The language_hints parameter biases the model toward specific languages and improves accuracy. With no hints, the model auto-detects the spoken language. Pass one hint for known-language calls and multiple hints for multilingual support centers. See Flux Multilingual & Language Prompting for the full hint reference and supported languages.

When you use flux-general-multi, user ConversationText events include languages_hinted and languages fields. See Conversation Text.

Nova-3 multi configuration

  • agent.listen.provider.model: nova-3
  • agent.listen.provider.language: multi

Pick your TTS model

Your situationUse this
Bilingual English/Spanish agentDeepgram Aura codeswitching voice
Any other multilingual mixCartesia, OpenAI, or Eleven Labs with language: "multi"

Deepgram Aura codeswitching (English/Spanish)

Aura ships five voices that switch between English and Spanish naturally inside one response: Aquila, Carina, Diana, Javier, and Selena.

  • agent.speak.provider.type: deepgram
  • agent.speak.provider.model: aura-2-aquila-es (or aura-2-carina-es, aura-2-diana-es, aura-2-javier-es, aura-2-selena-es)

These voices handle mixed-language responses without switching providers. See TTS Models for the full Spanish voice catalog.
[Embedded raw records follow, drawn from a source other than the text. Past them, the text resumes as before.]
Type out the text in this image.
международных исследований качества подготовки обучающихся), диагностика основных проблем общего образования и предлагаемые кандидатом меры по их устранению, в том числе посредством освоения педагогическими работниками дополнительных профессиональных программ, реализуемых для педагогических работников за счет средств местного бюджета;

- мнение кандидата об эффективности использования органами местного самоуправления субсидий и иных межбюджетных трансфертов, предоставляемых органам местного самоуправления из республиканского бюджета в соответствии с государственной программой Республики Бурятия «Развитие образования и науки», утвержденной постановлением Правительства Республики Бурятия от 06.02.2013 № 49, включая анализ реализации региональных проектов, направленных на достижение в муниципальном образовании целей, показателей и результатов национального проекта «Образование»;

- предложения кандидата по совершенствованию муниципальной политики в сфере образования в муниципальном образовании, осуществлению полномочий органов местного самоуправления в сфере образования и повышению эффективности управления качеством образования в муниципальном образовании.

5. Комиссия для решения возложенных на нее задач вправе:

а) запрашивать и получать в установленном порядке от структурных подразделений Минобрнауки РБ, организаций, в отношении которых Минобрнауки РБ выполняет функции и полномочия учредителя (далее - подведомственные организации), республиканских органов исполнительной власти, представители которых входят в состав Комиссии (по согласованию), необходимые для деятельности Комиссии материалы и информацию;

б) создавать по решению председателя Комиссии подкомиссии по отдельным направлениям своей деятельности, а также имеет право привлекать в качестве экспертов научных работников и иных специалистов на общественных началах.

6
Third-party multilingual TTS

For other language combinations, set the speak provider to OpenAI, Eleven Labs, or Cartesia and pass agent.speak.provider.language: "multi". For Eleven Labs, this parameter maps to language_code.

Prompt for the language behavior you want

LLM behavior varies by provider. The prompt steers the agent toward a specific language strategy.

GoalPrompt pattern
Mirror the user’s language turn by turn (English ↔ Spanish ↔ English)“Match the language of each user message independently.”
Force the agent to speak one language regardless of user input”Always respond in English, even if the user speaks another language.”
Default to one language but mix in another when relevant”Respond in English unless the user speaks Spanish; if Spanish, mix Spanish and English naturally.”